Le fameux « grand remplacement » théorisé par l’écrivain Renaud Camus en 2010 s’impose donc comme le cadre idéologique au sein duquel la figure de Charles Martel peut à nouveau être instrumentalisée. La France devrait ainsi, selon ces histrions islamophobes, saluer la mémoire de notre Charles Martel et faire de Poitiers le lieu symbolique d’une résistance culturelle.
Ce que rappellent pourtant Blanc et Naudin, c’est que la bataille de Poitiers n’est pas, historiquement, le choc que nombre d’auteurs ont imaginé. Les grandes figures de l’enseignement de l’histoire sous la IIIe République – Jules Michelet et Ernest Lavisse – ne consacrèrent que peu d’attention à l’événement. Dans son Histoire de France, Michelet minimise la bataille et remarque que la grande affaire militaire du règne de Charles Martel ne concerne pas les Sarrasins mais les peuples germaniques. Le manuel Lavisse ne consacre pas même une ligne à la bataille.
Les seuls moments dans l’histoire de France où Charles Martel se distingue comme figure historique correspondent à des moments de poussée patriotique et religieuse. Aux XVIIe et XVIIIe siècles, la figure de Martel est mobilisée par « les partisans de l’absolutisme qui font de son règne un moment d’affirmation d’un pouvoir central fort ». Et surtout, l’écrivain Chateaubriand, attaché à sa défense acharnée du Moyen Âge occidental et du génie du christianisme, dépeint la bataille de Poitiers comme un affrontement pour empêcher l’esclavage du genre humain !
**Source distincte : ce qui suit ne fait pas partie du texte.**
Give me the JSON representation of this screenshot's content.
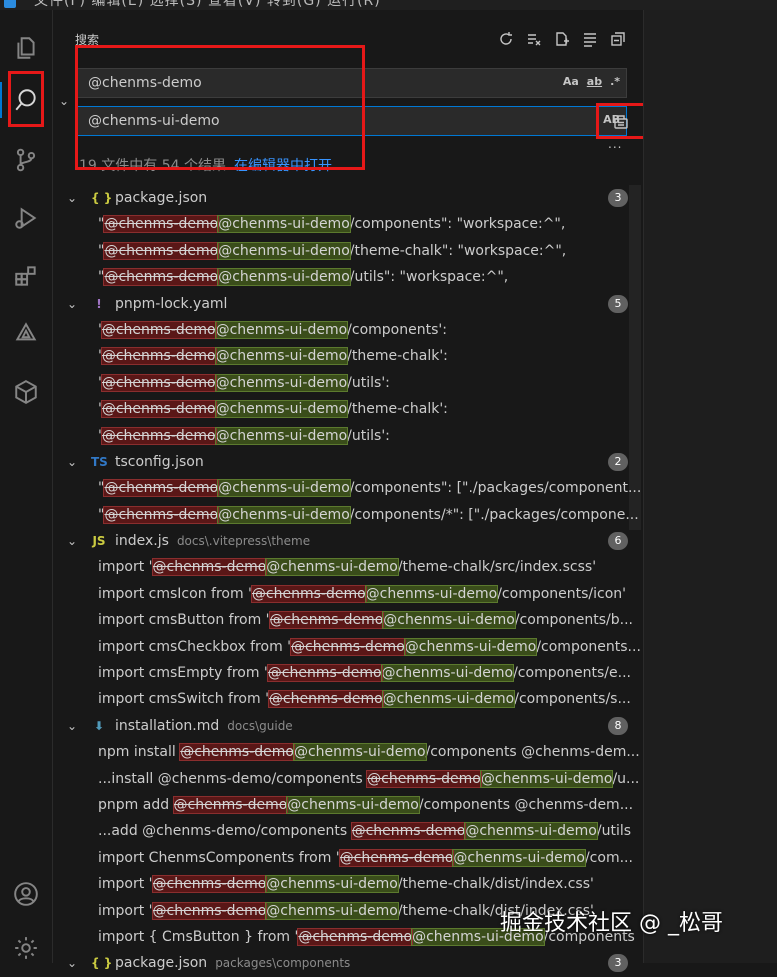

À part ces poussées mémorielles, le souvenir de la bataille de Poitiers est resté flou, à la mesure de son impact limité sur notre histoire, contrairement à ce que tous les idéologues d’extrême droite voudraient faire croire aux élèves de France en leur martelant l’importance de Martel. De ce point de vue, l’essai de William Blanc et Christophe Naudin apporte une preuve éclatante de la manière dont l’histoire s’écrit et se réécrit sans cesse, de l’écart ténu qui subsiste, et parfois s’efface, entre le récit historique et le mythe politique.